きっと、「別にやる必要ないし」と面倒に感じていたのでしょう。

でも、「DTMの打ち込みでも生っぽく、良い音で曲をつくりたい」という気持ちもあります。

そんなわけで、実際に試してみました。

とはいえ、このリアンプがプラスに働くかは、また別の話です。

マイクとスピーカーがあればできるので、実際の音を聴いて判断することをおすすめします。

以下がモニタースピーカーを使った、今回のリアンプ手順です。

スピーカーでのリアンプの手順

  1. どちらか片方のスピーカーの前にマイクをセット。【今回は左
  2. 再生するトラックをソロにして、パンを左に振るマイクで録音するトラックはミュートにする
  3. 小さい音量からトラックを再生してみて、ちょうどいい音量に調整
  4. 録音スタート

録音時の注意点

リアンプで録音しているトラックはミュートしておきます。

マイクで録音している音がスピーカーから出ていると、ハウリングの恐れがあります。

ボカロをリアンプしてみる

ピアノ、ストリングス、ギター、ドラム、色々なソフト音源がありますが、ボカロもその1つです。

他の楽器でも試してみたいですが、今回は効果がわかりやすそうなボカロで試しました。

ボカロ打ち込み音源

空間系のエフェクトを掛けていないということもあって、声のない部分でぶつっと切れる感じになります。

ボカロ【リアンプ】

こちらも空間系エフェクトは掛けてませんが、空気感が足されました。

ボーカロイドが実際にレコーディングに来てくれたみたいですね。比較的ナチュラルです。

 

次は、リバーブなどを掛けて、オケにミックスにしたものです。

ボカロ打ち込み音源 2MIX

ボカロ【リアンプ】 2MIX

こちらの2つはリバーブとディレイを掛けてるので、ちょっと違いがわかりにくいですね。

どちらがいいかは好みですが、打ち込みとリアンプの両方をブレンドするというのもいいと思います。
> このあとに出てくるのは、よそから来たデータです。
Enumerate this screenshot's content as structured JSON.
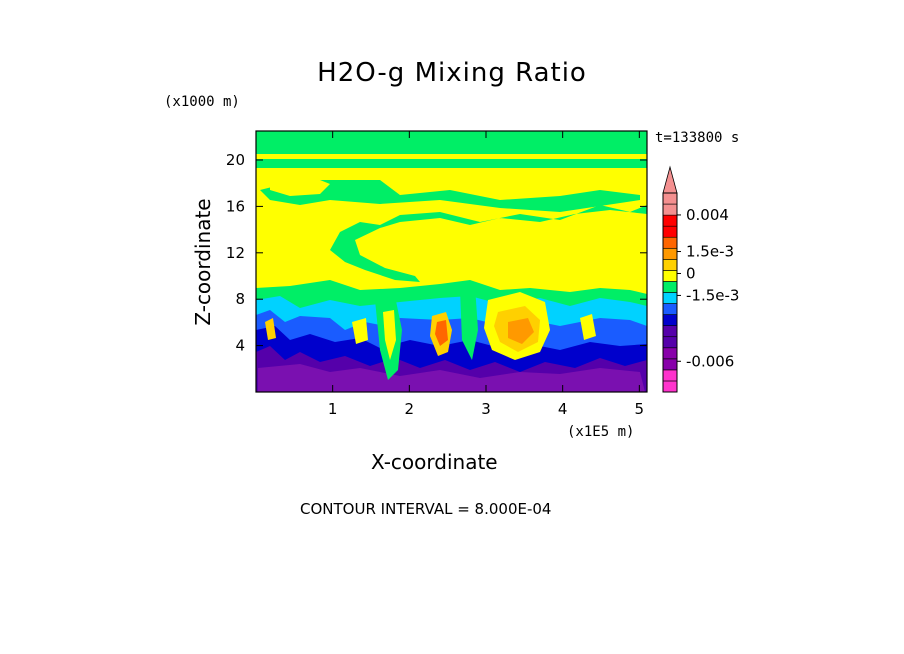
{
  "chart_data": {
    "type": "heatmap",
    "title": "H2O-g Mixing Ratio",
    "xlabel": "X-coordinate",
    "ylabel": "Z-coordinate",
    "x_unit": "(x1E5 m)",
    "y_unit": "(x1000 m)",
    "time_label": "t=133800 s",
    "footer": "CONTOUR INTERVAL = 8.000E-04",
    "xlim": [
      0,
      5.1
    ],
    "ylim": [
      0,
      22.5
    ],
    "x_ticks": [
      {
        "value": 1,
        "label": "1"
      },
      {
        "value": 2,
        "label": "2"
      },
      {
        "value": 3,
        "label": "3"
      },
      {
        "value": 4,
        "label": "4"
      },
      {
        "value": 5,
        "label": "5"
      }
    ],
    "y_ticks": [
      {
        "value": 4,
        "label": "4"
      },
      {
        "value": 8,
        "label": "8"
      },
      {
        "value": 12,
        "label": "12"
      },
      {
        "value": 16,
        "label": "16"
      },
      {
        "value": 20,
        "label": "20"
      }
    ],
    "colorbar": {
      "levels": [
        "#ff33cc",
        "#ff33cc",
        "#8800aa",
        "#8800aa",
        "#5500aa",
        "#5500aa",
        "#0000cc",
        "#1a5cff",
        "#00d2ff",
        "#00ee66",
        "#ffff00",
        "#ffd000",
        "#ff9900",
        "#ff6600",
        "#ff0000",
        "#ff0000",
        "#f49090",
        "#f49090"
      ],
      "labels": [
        {
          "text": "0.004",
          "value": 0.004
        },
        {
          "text": "1.5e-3",
          "value": 0.0015
        },
        {
          "text": "0",
          "value": 0
        },
        {
          "text": "-1.5e-3",
          "value": -0.0015
        },
        {
          "text": "-0.006",
          "value": -0.006
        }
      ],
      "min": -0.0081,
      "max": 0.0055
    }
  }
}
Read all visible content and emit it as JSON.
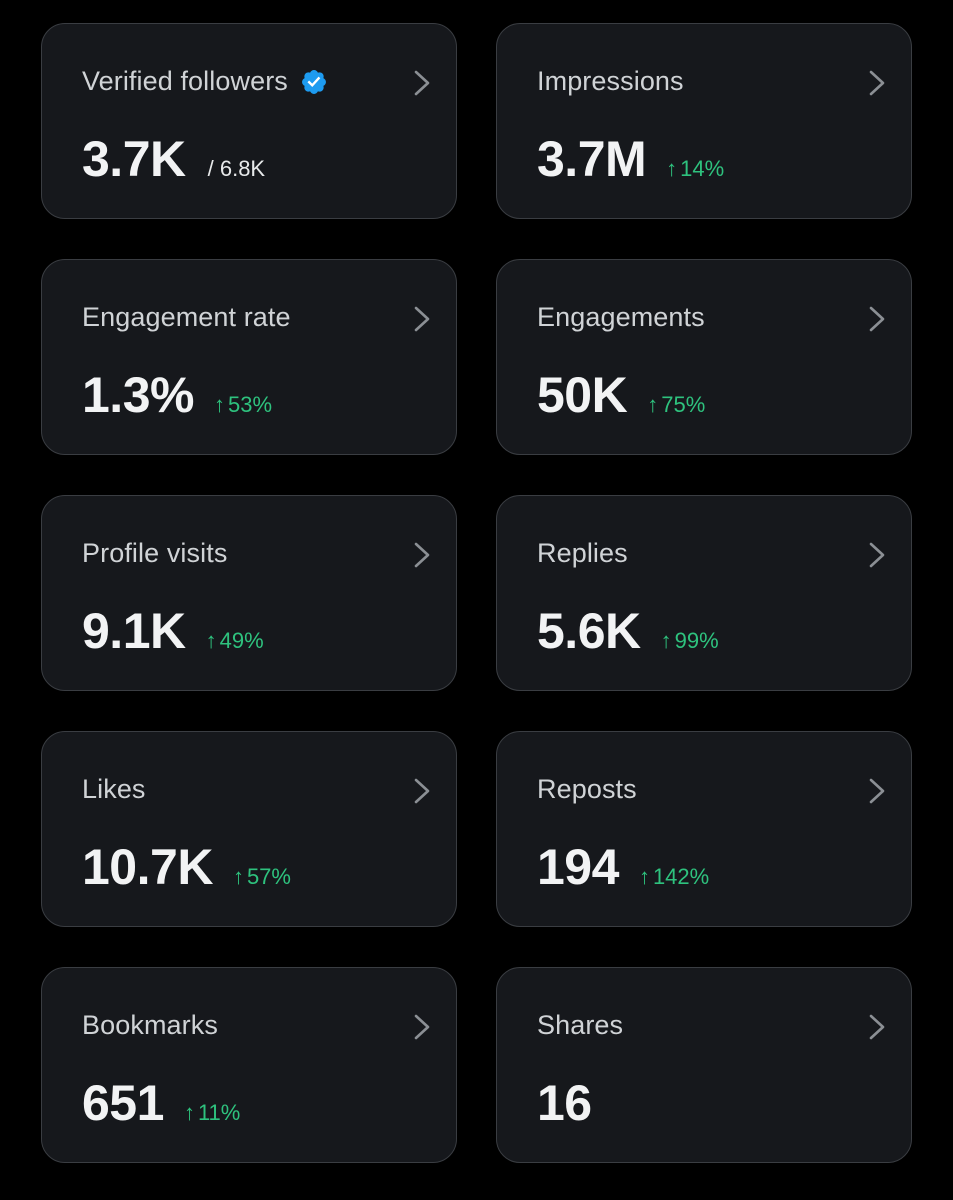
{
  "colors": {
    "background": "#000000",
    "card": "#16181c",
    "card_border": "#3a3d42",
    "delta_positive": "#2ec27e",
    "verified_badge": "#1d9bf0"
  },
  "cards": [
    {
      "title": "Verified followers",
      "value": "3.7K",
      "sub": "/ 6.8K",
      "verified_icon": "verified-badge-icon"
    },
    {
      "title": "Impressions",
      "value": "3.7M",
      "arrow": "↑",
      "delta": "14%"
    },
    {
      "title": "Engagement rate",
      "value": "1.3%",
      "arrow": "↑",
      "delta": "53%"
    },
    {
      "title": "Engagements",
      "value": "50K",
      "arrow": "↑",
      "delta": "75%"
    },
    {
      "title": "Profile visits",
      "value": "9.1K",
      "arrow": "↑",
      "delta": "49%"
    },
    {
      "title": "Replies",
      "value": "5.6K",
      "arrow": "↑",
      "delta": "99%"
    },
    {
      "title": "Likes",
      "value": "10.7K",
      "arrow": "↑",
      "delta": "57%"
    },
    {
      "title": "Reposts",
      "value": "194",
      "arrow": "↑",
      "delta": "142%"
    },
    {
      "title": "Bookmarks",
      "value": "651",
      "arrow": "↑",
      "delta": "11%"
    },
    {
      "title": "Shares",
      "value": "16"
    }
  ]
}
打ち込み50% / リアンプ50% みたいな感じです。

ブレンドの注意点

リアンプ音源はマイク録音している分、打ち込みよりも再生位置が遅れているはずです。

2つを混ぜるときは、位相が合うように調整が必要です。

まとめ

リアンプは、一度録った音をスピーカーやアンプで鳴らし、再度マイクで録音することでした。

ソフト音源にもリアンプが使えます。

今回はボカロでしたが、ピアノ音源、ストリングス音源サンプリングCD、なんでも使えそうです。

たとえ、マイク録音した素材であっても、自分の持っているマイクでリアンプすることもできます。

打ち込みであってもライブ感、空気感、馴染みやすさを出したい時、リアンプを考えてみてはどうでしょうか。

以上、DTMソフト音源をマイク録音して空気感を足す方法でした。